Amidst this gloom China's economic dynamism has continued to be a stabilizing force in global markets. According to the 2010 Statistical Bulletin of China's Outward Foreign Direct Investment, China's 2010 outward FDI net flow grew 21.7 percent over the previous year, accounting for 5.2 percent of the world total and placing China fifth globally, ahead of both Japan and the U.K.

This bulletin also records that China's FDI in major economies substantially increased in 2010 – more than US $5.96 billion are invested in the EU, doubling the 2009 figure; close to US $1.31 billion in the U.S., up 44 percent; US $568 million in Russia, up 63 percent, and US$ 338 million in Japan, trebling the 2009 amount. This flow of money from China creates jobs in these countries and adds tax revenues to government coffers. According to Zhang Xiaoqiang, deputy chief of the National Development and Reform Commission, at the end of 2010 Chinese-funded enterprises in countries other than China employed 1.1 million people, 800,000 of whom were local citizens. These companies are committed to local development, bringing benefits to local communities and fulfilling their social obligations. They provide free medical apparatuses and services, donate generously to local schools, and supply residents close to their base of operations with free water and electricity.

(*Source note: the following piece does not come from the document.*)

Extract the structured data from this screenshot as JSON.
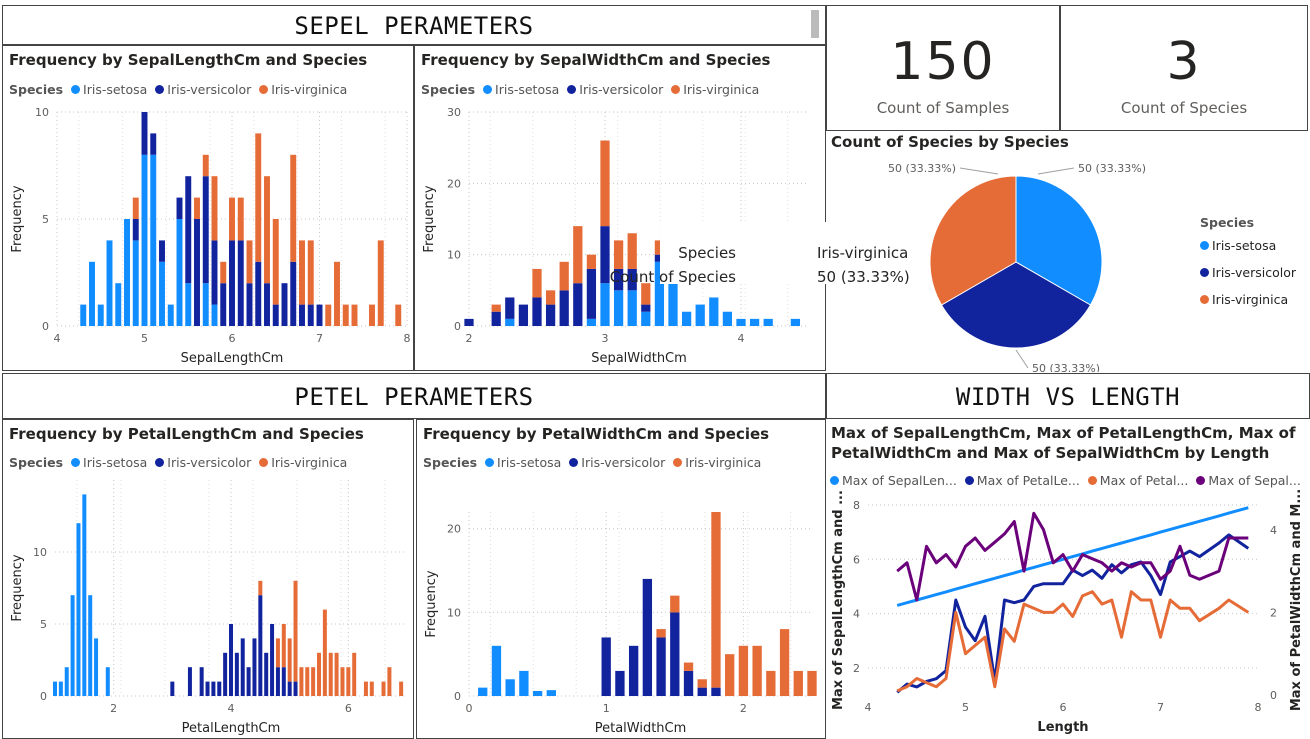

In 2008 Changsha Zoomlion Heavy Industry Science & Technology Development Co. acquired the Italian construction machinery maker Compagnia Italiana Forme Acciaio SpA, or CIFA.

No sooner was the purchase made than the financial crisis entered its first stage, forcing many transnational companies in Italy to trim their staff. Zoomlion, however, didn't sack a single Italian employee.

In the three years since, Zoomlion has grown into the world's leading concrete machinery manufacturer. CIFA was among the first of its European and American peers to recover from the economic crisis. In the first 10 months of 2011 CIFA reported business growth of 39 percent over the same period from 2010. In recognition of Zoomlion's contributions to the Italian economy, President Giorgio Napolitano awarded the 2010 Leonardo Award to Zhan Chunxin, chairman of Zoomlion.

In his speech to the China Overseas Investment Summit, Acting United States Consul General Matt Matthews confirmed that Chinese investment in the U.S. has grown dramatically. Between 2005 and 2010, China was the fastest-growing source of inbound US FDI, with its FDI stock in the country growing at 53 percent a year. Chinese firms have entered sectors such as telecommunications, industrial equipment, auto parts, hospitality, and energy. This influx of Chinese money provides American firms with desperately needed capital and helps them stay in business and keep their employees in work.

Chan King-wai, chairman of the Hong Kong China Chamber of Commerce and executive president of the first China Overseas Investment Summit, predicts that with the rehabilitation of the world economy the internationalization of labor and the continuing flow of industrial transfers will grow larger in scale. Capital allocation will take place within a global framework. The cross-border flows of factors of production such as capital, technology and personnel will pick up speed, and trade of and investment in related industries will undergo further expansion. These factors will open up more opportunities for expansion of businesses involved in international trade and investment. Riding high on the globalization trend, increasing numbers of Chinese firms are making direct investments on foreign soil and tapping into international factors of production in order to enhance their ability to compete on a global scale.